How does P-TECH get those results?
“You’d have to come to visit,” Davis said.
Interest in the program’s model has only grown with recognition from the likes of Obama, who encouraged other companies to create similar partnerships. The P-TECH design has been replicated around New York, in seven other states, as well as internationally, Litow said.
In Buffalo, Quinn already has reached out to several local business leaders, who expressed the need to diversify their workforce, but also raised concerns about the short supply of talent.
The business leaders he spoke with liked the idea of a P-TECH in Buffalo, although it’s not about companies dumping money into operating the school, Quinn said.
“This is not that,” Quinn said. “This is direct engagement in the process so that what comes out in the end is not only kids who graduate, but kids who are college-ready and job-ready.”
Given the preliminary nature of the discussions, Quinn did not want to disclose the businesses he reached out to.
But among the early supporters are Superintendent Kriner Cash and Board President Barbara Seals Nevergold, who met with Litow and Davis during their visit to Buffalo.
Buffalo already offers students a chance to work toward their associate degree while earning a high school diploma through its Middle Early College High School, but P-TECH is different.
“I am excited about this new model and look forward to partnering with local high schools to address industry skills’ gaps, while providing jobs for people in our community,” said Erie Community College President Dan Hocoy, who has also been in on the discussions.
The model aligns with what the district has done over the past couple years at Bennett High School, which was phased out and reopened as the Lewis J. Bennett School of Innovation with a focus on computer-science related fields.
"This requires a stricter adherence to sort of a 9 to 14 model,” Cash said of P-TECH, “and the partnership with higher education and the business alignment is really important – so that excites me.”
The district is just at the beginning of the discussion and there are still plenty of questions.
P-TECH, for example, runs on a longer school day, so the district would need the support of the Buffalo Teachers Federation.

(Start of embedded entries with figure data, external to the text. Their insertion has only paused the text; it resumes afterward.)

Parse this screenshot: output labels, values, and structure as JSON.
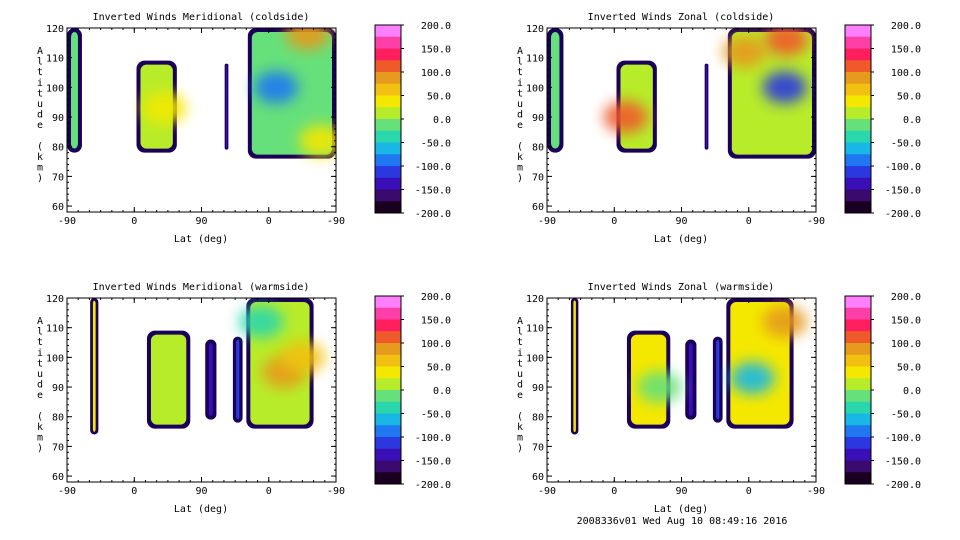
{
  "figure": {
    "footer": "2008336v01 Wed Aug 10 08:49:16 2016"
  },
  "colorbar": {
    "ticks": [
      "200.0",
      "150.0",
      "100.0",
      "50.0",
      "0.0",
      "-50.0",
      "-100.0",
      "-150.0",
      "-200.0"
    ],
    "colors": [
      "#ff7fff",
      "#ff3fa8",
      "#ff1f5f",
      "#f05a2a",
      "#e69a1e",
      "#f2c010",
      "#f4e800",
      "#b7ec2a",
      "#66e07a",
      "#2ad7ad",
      "#19b7e6",
      "#1f78f2",
      "#2b38e0",
      "#3a0fb8",
      "#3b0a6e",
      "#1a0020"
    ]
  },
  "chart_data": [
    {
      "type": "heatmap",
      "title": "Inverted Winds Meridional (coldside)",
      "xlabel": "Lat (deg)",
      "ylabel": "Altitude (km)",
      "xticks": [
        "-90",
        "0",
        "90",
        "0",
        "-90"
      ],
      "yticks": [
        "60",
        "70",
        "80",
        "90",
        "100",
        "110",
        "120"
      ],
      "ylim": [
        58,
        120
      ],
      "clim": [
        -200,
        200
      ],
      "blocks": [
        {
          "x": [
            -90,
            -70
          ],
          "y": [
            78,
            120
          ],
          "value": -10
        },
        {
          "x": [
            3,
            57
          ],
          "y": [
            78,
            109
          ],
          "value": 10
        },
        {
          "x": [
            121,
            126
          ],
          "y": [
            79,
            108
          ],
          "value": -130
        },
        {
          "x": [
            152,
            270
          ],
          "y": [
            76,
            120
          ],
          "value": -20
        }
      ],
      "blobs": [
        {
          "x": 40,
          "y": 93,
          "value": 40
        },
        {
          "x": 232,
          "y": 118,
          "value": 90
        },
        {
          "x": 190,
          "y": 100,
          "value": -75
        },
        {
          "x": 250,
          "y": 82,
          "value": 45
        }
      ]
    },
    {
      "type": "heatmap",
      "title": "Inverted Winds Zonal (coldside)",
      "xlabel": "Lat (deg)",
      "ylabel": "Altitude (km)",
      "xticks": [
        "-90",
        "0",
        "90",
        "0",
        "-90"
      ],
      "yticks": [
        "60",
        "70",
        "80",
        "90",
        "100",
        "110",
        "120"
      ],
      "ylim": [
        58,
        120
      ],
      "clim": [
        -200,
        200
      ],
      "blocks": [
        {
          "x": [
            -90,
            -68
          ],
          "y": [
            78,
            120
          ],
          "value": -20
        },
        {
          "x": [
            3,
            57
          ],
          "y": [
            78,
            109
          ],
          "value": 20
        },
        {
          "x": [
            121,
            126
          ],
          "y": [
            79,
            108
          ],
          "value": -140
        },
        {
          "x": [
            152,
            270
          ],
          "y": [
            76,
            120
          ],
          "value": 10
        }
      ],
      "blobs": [
        {
          "x": 15,
          "y": 90,
          "value": 120
        },
        {
          "x": 228,
          "y": 100,
          "value": -120
        },
        {
          "x": 230,
          "y": 116,
          "value": 110
        },
        {
          "x": 175,
          "y": 112,
          "value": 80
        }
      ]
    },
    {
      "type": "heatmap",
      "title": "Inverted Winds Meridional (warmside)",
      "xlabel": "Lat (deg)",
      "ylabel": "Altitude (km)",
      "xticks": [
        "-90",
        "0",
        "90",
        "0",
        "-90"
      ],
      "yticks": [
        "60",
        "70",
        "80",
        "90",
        "100",
        "110",
        "120"
      ],
      "ylim": [
        58,
        120
      ],
      "clim": [
        -200,
        200
      ],
      "blocks": [
        {
          "x": [
            -59,
            -48
          ],
          "y": [
            74,
            120
          ],
          "value": 30
        },
        {
          "x": [
            17,
            75
          ],
          "y": [
            76,
            109
          ],
          "value": 10
        },
        {
          "x": [
            95,
            110
          ],
          "y": [
            79,
            106
          ],
          "value": -130
        },
        {
          "x": [
            132,
            145
          ],
          "y": [
            78,
            107
          ],
          "value": -110
        },
        {
          "x": [
            150,
            240
          ],
          "y": [
            76,
            120
          ],
          "value": 20
        }
      ],
      "blobs": [
        {
          "x": 200,
          "y": 95,
          "value": 80
        },
        {
          "x": 170,
          "y": 112,
          "value": -40
        },
        {
          "x": 225,
          "y": 100,
          "value": 60
        }
      ]
    },
    {
      "type": "heatmap",
      "title": "Inverted Winds Zonal (warmside)",
      "xlabel": "Lat (deg)",
      "ylabel": "Altitude (km)",
      "xticks": [
        "-90",
        "0",
        "90",
        "0",
        "-90"
      ],
      "yticks": [
        "60",
        "70",
        "80",
        "90",
        "100",
        "110",
        "120"
      ],
      "ylim": [
        58,
        120
      ],
      "clim": [
        -200,
        200
      ],
      "blocks": [
        {
          "x": [
            -58,
            -48
          ],
          "y": [
            74,
            120
          ],
          "value": 40
        },
        {
          "x": [
            17,
            75
          ],
          "y": [
            76,
            109
          ],
          "value": 40
        },
        {
          "x": [
            95,
            110
          ],
          "y": [
            79,
            106
          ],
          "value": -130
        },
        {
          "x": [
            132,
            145
          ],
          "y": [
            78,
            107
          ],
          "value": -100
        },
        {
          "x": [
            150,
            240
          ],
          "y": [
            76,
            120
          ],
          "value": 50
        }
      ],
      "blobs": [
        {
          "x": 60,
          "y": 90,
          "value": -20
        },
        {
          "x": 185,
          "y": 93,
          "value": -70
        },
        {
          "x": 228,
          "y": 112,
          "value": 100
        }
      ]
    }
  ]
}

“What I do worry about is taking part of it and slapping the P-TECH name on it and thinking we’re doing it right,” Quinn said. “You've got to change the structure from top to bottom on how you do it. And I think the district is ready to do that.”
There’s also a difference of opinion as to whether the district would open a new school or redesign an existing one to fit the P-TECH format.
“I think we could get it done,” Cash said. “I’m interested in it, but I’m interested in either morphing or doing it at that site – Bennett – because we don’t have enough population in the city right now to start adding more high schools when I have five high schools that are half filled. The population has stabilized, so we want to be careful as we grow, that we’re growing right.”